Block To Pension Reform Causes PR Yield Hike, Investors Say

Investors say Puerto Rico general obligation bonds' yield spike on Monday was caused by the Puerto Rico Supreme Court's declaration that certain parts of the commonwealth's teachers' pension reform plan were unconstitutional.

Yields on the GO 8s of 2035 jumped up to 9.35%, according to data provided by Bloomberg. That's the highest level yields have reached since the bonds were issued on March 11.

"The court ruling is a real body-blow to Puerto Rico," a muni strategist in Missouri said.

On Friday the high court ruled in a five-to-four decision that several provisions of Law 160 teachers' pension reform were unconstitutional. The commonwealth's government had originally passed the reform in December as part of Gov. Alejandro Garcia-Padilla's efforts to repair the island's collapsing economy.

"The pension reforms are the type of steps that are critically needed in Puerto Rico," the Missouri strategist said. "They have a severe level of underfunding in their pension plan."

Municipal Market Advisors said in a report released on Monday that the Puerto Rico-based Government Affairs law firm Politank believed the justices factored into their ruling the chance that upholding Law 160 could trigger a massive retirement of teachers to avoid the law's cuts.

"Such premature retirements would potentially consume all retirement system assets in short order," MMA said in the report.

Secondary prices on the Puerto Rico GOs began falling on Friday, with trades posting as low as 86 cents on the dollar, compared with 96.6 cents the day the bonds became free to trade.

"There were two million bonds on Friday that traded at 88, and I heard there was an 86 post," a trader in New York said. "Apparently there was a trade that went off at 86, 86.5."

A strategist in New York said he assumed that the court's decision caused the yield hike because investors likely started selling-off the bonds in anticipation of the ruling. The sell-off is a blow to traders that were holding the commonwealth's GO bonds.

"The falling prices are pretty devastating for any of those guys that bought it at 93," the trader in New York said.

The trader said prices will continue to fall because people who are seeing the prices go down are going to cut their losses. "I think it's the worst possible position to be in, to sell a high-yield muni in a time that's not your choosing," a second trader in New York said.

Investors said that the Puerto Rico GO sell-off will have a limited effect on the overall municipal market because the bonds were mainly subscribed to non-traditional buyers, such as hedge funds, when it was first issued. A trader familiar with the buyers list said that of the 265 buyers on the initial sale, 75% were non-traditional muni buyers.

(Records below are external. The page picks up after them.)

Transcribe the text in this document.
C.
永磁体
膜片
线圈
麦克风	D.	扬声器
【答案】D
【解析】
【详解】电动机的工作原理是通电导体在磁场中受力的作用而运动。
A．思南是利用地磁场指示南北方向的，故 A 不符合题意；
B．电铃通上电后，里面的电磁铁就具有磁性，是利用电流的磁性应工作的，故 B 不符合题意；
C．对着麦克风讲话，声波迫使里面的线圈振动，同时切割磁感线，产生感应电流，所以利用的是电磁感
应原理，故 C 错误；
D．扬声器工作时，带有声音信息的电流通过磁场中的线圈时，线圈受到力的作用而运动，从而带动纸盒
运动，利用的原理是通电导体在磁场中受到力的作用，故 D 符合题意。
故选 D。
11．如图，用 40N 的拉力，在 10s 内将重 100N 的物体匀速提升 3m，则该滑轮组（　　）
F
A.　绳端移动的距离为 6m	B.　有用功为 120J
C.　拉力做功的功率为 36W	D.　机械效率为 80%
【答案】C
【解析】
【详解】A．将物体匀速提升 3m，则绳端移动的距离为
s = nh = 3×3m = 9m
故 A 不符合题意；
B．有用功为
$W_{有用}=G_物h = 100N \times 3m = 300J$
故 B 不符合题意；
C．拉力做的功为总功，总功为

"I think the general muni market, the investment grade muni market, understands the Puerto Rico issue is separate from them," the strategist in Missouri said.

The strategist in New York said that the Puerto Rico GOs are not a traditional muni instrument anymore. "That's the tricky part about this security," the strategist in New York said. "It's owned by non-municipal participants."

The second trader in New York did note that the GO sell-off could have an effect on legacy positions in Puerto Rico names.

"If it has an effect on other credit in the name that funds hold then it absolutely could put some pressure, some downward pressure, on prices," the second trader said.

Investors do not see the GO prices stabilizing in the near future.

"The reality with many of Puerto Rico bond issues right now is that they are in the hand of traders, not investors," the strategist in Missouri said. "So we will see greater volatility in prices because of that very reason."

The first New York trader pointed to the territory's poor economic data as a reason the bonds will not stabilize.

"Puerto Rico's economic recovery statistics remain inconclusive and conflicting," MMA said in the report.

Issuance is scheduled to be $2.6 billion this week, down from $4.39 billion last week, according to data provided by Ipreo and The Bond Buyer. There are no deals over $100 million in both the negotiated and competitive market Monday.

Barclay's Capital Markets will bring $200 million of sales tax bonds for the Massachusetts Bay Transportation Authority to market Tuesday, the largest deal of the week. The bonds are rated Aa2 by Moody's Investor Services and AAA by Standard & Poor's.

The largest deal of the week in the competitive market will be issued by North Carolina for $321.1 million of general obligation bonds. The deal is rated triple-A by all three major rating agencies.

Both MMD and MMA reported that yields for two and 10-year maturities held steady on Monday. MMA data showed the two-year stayed at 0.4% and the 10-year at 2.36%. MMD and MMA data was mixed for long-term yields.

MMD reported that yields for bonds maturing in 14- to 30-years rose one basis point. MMA said yields fell one basis point for the 30-year to 3.73%

Treasuries held steady Monday, as the 30-year yields and the 10-year benchmark were unchanged at 3.49% and 2.64%, respectively. The two-year notes fell one basis point to 0.38%.